A capitalist like T. Boone Pickens can rape the earth for decades via industrial oil production -- propagandizing, smearing, and fighting alternative energy legislation all the way -- and then advocate for renewable resources once he's out of the oil game and sees a profit in alt energy. You, the capitalist, see that as an example of how capitalism can bring righteous ends. But to anyone who dares to think and care about the larger picture -- who can escape the short-term mindset and constant losing prisoner's dilemmas that dominate capitalist thinking and practice -- it's obvious that this is just an epic, decades-long failure to do the right thing. A failure that has been deliberately engineered via lies, distortions, and ruined lives -- whatever it takes -- to keep shifting the world's distribution of wealth to the hands of a few. Most of us have lost gravely as a few million industrial oil employees worldwide, and a ver few executives to an obscenely greater degree, have reaped financial windfalls. The rest of us pay on the way in and out, from our pockets, our political power, and our environment. The oil industry's parting gift -- all thanks to capitalism and its ideological adherents -- is a climate-changed world offering massive catastrophic consequences for billions of people (not to mention other animals). Sure, you can say that oil production bettered a lot of people's lives along the way. But you can only say that with a caveat: for now. And you'll have a hard time claiming that a bettered American life is worth a worsened Iraqi life, or Ecuadoran life, or Iranian life.

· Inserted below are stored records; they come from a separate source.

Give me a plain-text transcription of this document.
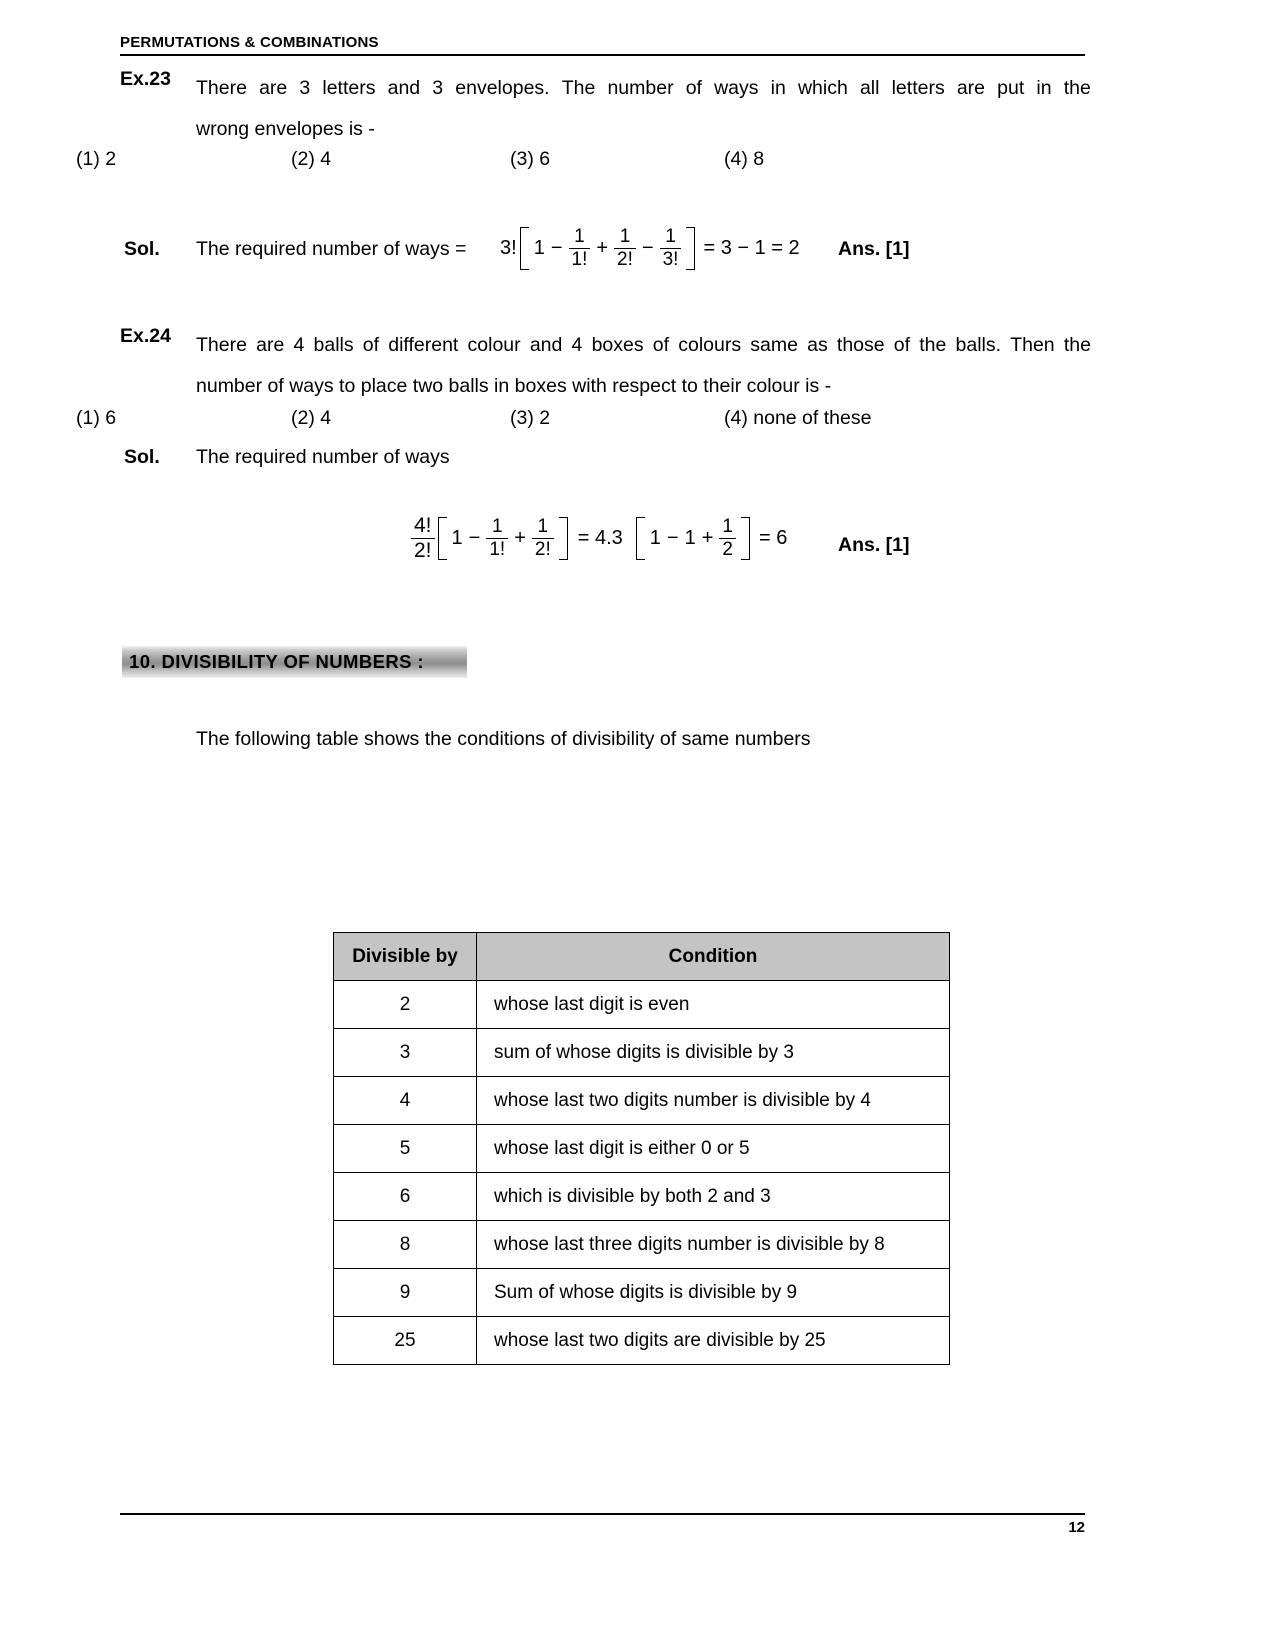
PERMUTATIONS & COMBINATIONS
Ex.23 There are 3 letters and 3 envelopes. The number of ways in which all letters are put in the
wrong envelopes is -
(1) 2	(2) 4	(3) 6	(4) 8
Sol. The required number of ways = 3! $1 - \frac{1}{1!} + \frac{1}{2!} - \frac{1}{3!}$	= 3 − 1 = 2 Ans. [1]
Ex.24 There are 4 balls of different colour and 4 boxes of colours same as those of the balls. Then the
number of ways to place two balls in boxes with respect to their colour is -
(1) 6	(2) 4	(3) 2	(4) none of these
Sol. The required number of ways
$\frac{4!}{2!} 1 - \frac{1}{1!} + \frac{1}{2!}$	= 4.3 $1 - 1 + \frac{1}{2}$	= 6	Ans. [1]
10. DIVISIBILITY OF NUMBERS :
The following table shows the conditions of divisibility of same numbers
Divisible by	Condition
2	whose last digit is even
3	sum of whose digits is divisible by 3
4	whose last two digits number is divisible by 4
5	whose last digit is either 0 or 5
6	which is divisible by both 2 and 3
8	whose last three digits number is divisible by 8
9	Sum of whose digits is divisible by 9
25	whose last two digits are divisible by 25
12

Look, the oil industry case is just an example of capitalism's endemic failures to maximize real-world benefits. Juxtaposed against T. Boone Pickens, we have people like Ralph Nader, who advocated for an alt energy evolution all along because he simply wanted to see the most moral outcome. He saw something worth saving, not taking, and that was enough for him to see the wisdom of developing more efficient and renewable technologies. Ralph Nader is a selfless paragon; T. Boone Pickens is a selfish asshole. Ralph Nader does not fit the ideological capitalist idea of what a man is. He doesn't need to slip morality in as the appeasing afterthought of a dollar-driven worldview. If only Ralph Nader had had his way. If only capitalism hadn't been allowed to dominate. But instead, the rest of us, who have worked harder and harder for less and less, are forced to suffer through this great ideological disaster experiment called capitalism.